Like dominos crashing in a row, many States are realizing their Obamacare exchanges are either bleeding money, on the brink of insolvency, or sadly shutting down their State controlled operations and placing their citizens’ healthcare under the federal exchange and Washington bureaucrats.
According to a recent and important story in The Hill, many of the 13 states that established their own health care exchanges under ObamaCare are fearful they won’t survive when federal dollars dry up next year.

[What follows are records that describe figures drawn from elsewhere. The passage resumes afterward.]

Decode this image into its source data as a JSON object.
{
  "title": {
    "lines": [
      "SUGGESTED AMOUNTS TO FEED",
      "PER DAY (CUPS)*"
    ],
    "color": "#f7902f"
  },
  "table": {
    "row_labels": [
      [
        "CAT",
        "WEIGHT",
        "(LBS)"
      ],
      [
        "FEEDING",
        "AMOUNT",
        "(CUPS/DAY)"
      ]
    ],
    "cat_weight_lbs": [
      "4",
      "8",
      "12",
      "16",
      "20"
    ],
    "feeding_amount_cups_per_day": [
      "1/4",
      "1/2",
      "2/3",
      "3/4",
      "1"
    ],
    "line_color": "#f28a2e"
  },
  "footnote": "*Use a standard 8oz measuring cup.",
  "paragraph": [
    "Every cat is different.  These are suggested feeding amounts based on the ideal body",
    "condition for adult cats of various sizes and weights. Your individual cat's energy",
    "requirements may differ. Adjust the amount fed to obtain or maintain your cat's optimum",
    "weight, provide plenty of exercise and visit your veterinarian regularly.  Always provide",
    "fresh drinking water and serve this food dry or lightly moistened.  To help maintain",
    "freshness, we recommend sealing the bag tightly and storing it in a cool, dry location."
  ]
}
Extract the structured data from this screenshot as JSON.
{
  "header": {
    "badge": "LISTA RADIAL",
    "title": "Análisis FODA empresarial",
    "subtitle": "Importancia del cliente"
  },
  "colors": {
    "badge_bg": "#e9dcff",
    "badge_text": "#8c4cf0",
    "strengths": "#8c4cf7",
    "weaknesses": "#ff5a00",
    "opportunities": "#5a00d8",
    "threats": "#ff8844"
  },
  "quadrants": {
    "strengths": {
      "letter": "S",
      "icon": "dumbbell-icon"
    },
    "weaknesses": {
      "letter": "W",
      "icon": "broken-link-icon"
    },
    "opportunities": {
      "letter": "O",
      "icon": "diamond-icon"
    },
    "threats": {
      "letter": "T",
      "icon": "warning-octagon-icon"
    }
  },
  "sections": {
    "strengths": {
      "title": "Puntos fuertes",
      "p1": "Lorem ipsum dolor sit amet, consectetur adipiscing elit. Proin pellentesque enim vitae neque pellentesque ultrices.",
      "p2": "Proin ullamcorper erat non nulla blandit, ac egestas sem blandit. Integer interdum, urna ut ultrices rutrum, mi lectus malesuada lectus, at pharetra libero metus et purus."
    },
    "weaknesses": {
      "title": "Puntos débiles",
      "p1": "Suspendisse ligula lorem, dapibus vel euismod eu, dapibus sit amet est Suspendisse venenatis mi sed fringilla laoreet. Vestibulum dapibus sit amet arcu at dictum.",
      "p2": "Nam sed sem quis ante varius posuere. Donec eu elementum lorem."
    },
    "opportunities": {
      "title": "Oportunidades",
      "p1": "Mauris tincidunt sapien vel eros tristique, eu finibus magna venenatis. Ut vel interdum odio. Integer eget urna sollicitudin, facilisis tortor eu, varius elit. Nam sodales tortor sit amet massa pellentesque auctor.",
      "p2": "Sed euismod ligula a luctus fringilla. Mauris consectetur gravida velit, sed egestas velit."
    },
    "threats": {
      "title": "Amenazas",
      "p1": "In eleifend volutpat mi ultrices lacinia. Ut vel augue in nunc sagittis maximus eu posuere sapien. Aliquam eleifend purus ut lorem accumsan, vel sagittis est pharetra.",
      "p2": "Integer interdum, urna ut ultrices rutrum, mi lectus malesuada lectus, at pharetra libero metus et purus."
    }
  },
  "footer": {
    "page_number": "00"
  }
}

Hawaii is the most recent to give up independent operations. Democratic Gov. David Ide put it best when he revealed the Health Connector was “unable to generate sufficient revenues to sustain operations.”
Hawaii isn’t the only exchange experiencing trouble in paradise. Nevada discovered more than 1,500 defects embedded in the site last year and joined the federal exchange. Colorado, Minnesota, and Vermont are next likely to remove the constant and ever-increasing drain on their state’s budget and shutter their failed exchanges. But none of these failures are close to matching the man-made disaster that is Cover Oregon, the Beaver State’s version of ObamaCare.
The story of Oregon’s health care portal is a story of waste, fraud, and potentially criminal abuse. Once the darling of the Obama White House, the truth has been steadily emerging. Congressional hearings should not merely detail the vast waste of taxpayers dollars but shine sunlight on facts so blatantly illegal that even President Obama’s own Department of Justice will be forced to finally begin necessary criminal proceedings in this case.